Il ne s'opéra pas de moindres prodiges à Calame, ville de Numidie, qui était à quinze milles romains d'Hippone, dont le siège était occupé par saint Augustin. Possidius, disciple de ce saint docteur, était alors évêque de Calame. Il y avait dans cette ville une chapelle de saint Étienne, que l'on enrichit d'une portion des reliques du saint Martyr, dont on était redevable à saint Possien. Euchaire, prêtre espagnol, qui demeurait à Calame, était depuis longtemps tourmenté de la pierre ; mais il n'eut pas plus tôt appliqué sur lui les reliques de saint Étienne, qu'il se trouva guéri. Quelque temps après, il mourut d'une autre maladie : et déjà on allait le porter au tombeau ; mais ceux qui étaient autour de lui, ayant mis sur son corps une tunique qu'on avait apportée de la chapelle du Saint, il ressuscita. Plusieurs malades, affligés de diverses maladies, recouvrèrent aussi la santé. Saint Augustin, qui écrivait dans ce temps-là, dit qu'il se fit plus de ces sortes de guérisons à Calame qu'à Hippone, où cependant il en avait compté soixante-dix. Entre autres prodiges qui arrivèrent à Calame, il insiste principalement sur la conversion d'un païen nommé Martial. C'était un homme de qualité, et l'un des principaux habitants de la ville. Il ne diminuait rien de son attachement opiniâtre à l'idolâtrie, même dans sa dernière maladie. Inutilement on employa les plus fortes raisons pour le convaincre. Son gendre, qui était chrétien, avait prié longtemps pour lui devant la chasse qui renfermait les reliques de saint Étienne, apporta chez lui quelques-unes des fleurs qui ornaient cette chasse, et plein de confiance en l'intercession du Saint, il les mit auprès du chevet du malade. Il était soir alors. Le jour ne paraissait point encore, que Martial demandait à parler à l'évêque Possidius, qui se trouvait absent, parce qu'il était allé à Hippone rendre visite à saint Augustin. Les prêtres avertis vinrent voir le malade, l'instruisirent et le baptisèrent. Martial, depuis le moment de son baptême jusqu'à son dernier soupir, ne cessa de répéter ces paroles par lesquelles saint Étienne termina sa vie : « Seigneur, Jésus, recevez mon âme ».
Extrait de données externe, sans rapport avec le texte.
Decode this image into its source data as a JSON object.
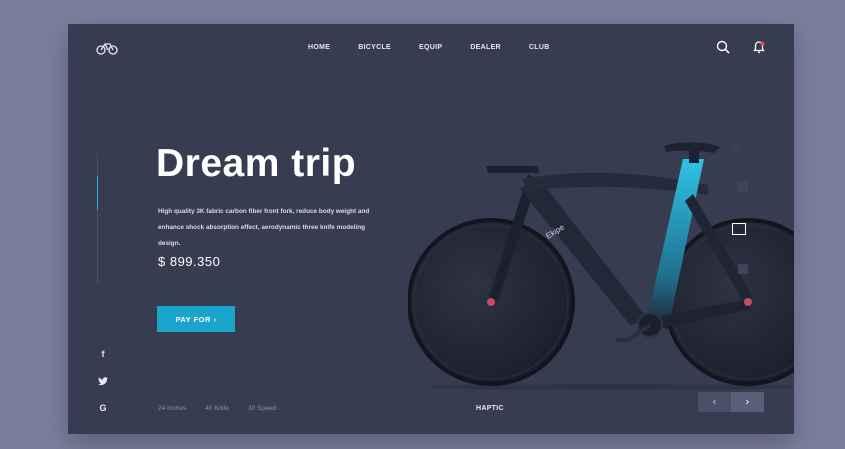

L'évêque Projecte porta quelques reliques du même Saint à Tibilis, autrement appelé *Aquæ Tibilitanae*, ville épiscopale qui était à quinze milles d'Hippone. Lorsqu'il passait à Girte, une femme aveugle, s'étant fait conduire auprès de ces reliques, recouvra la vue.
Lucilius, évêque de Sinique ou Sinite, près d'Hippone, portant en procession les reliques du même Saint, fut tout à coup guéri d'une fistule qui ne revint plus, quoiqu'elle le tourmentât depuis longtemps, et qu'il attendît le chirurgien pour se faire faire l'opération.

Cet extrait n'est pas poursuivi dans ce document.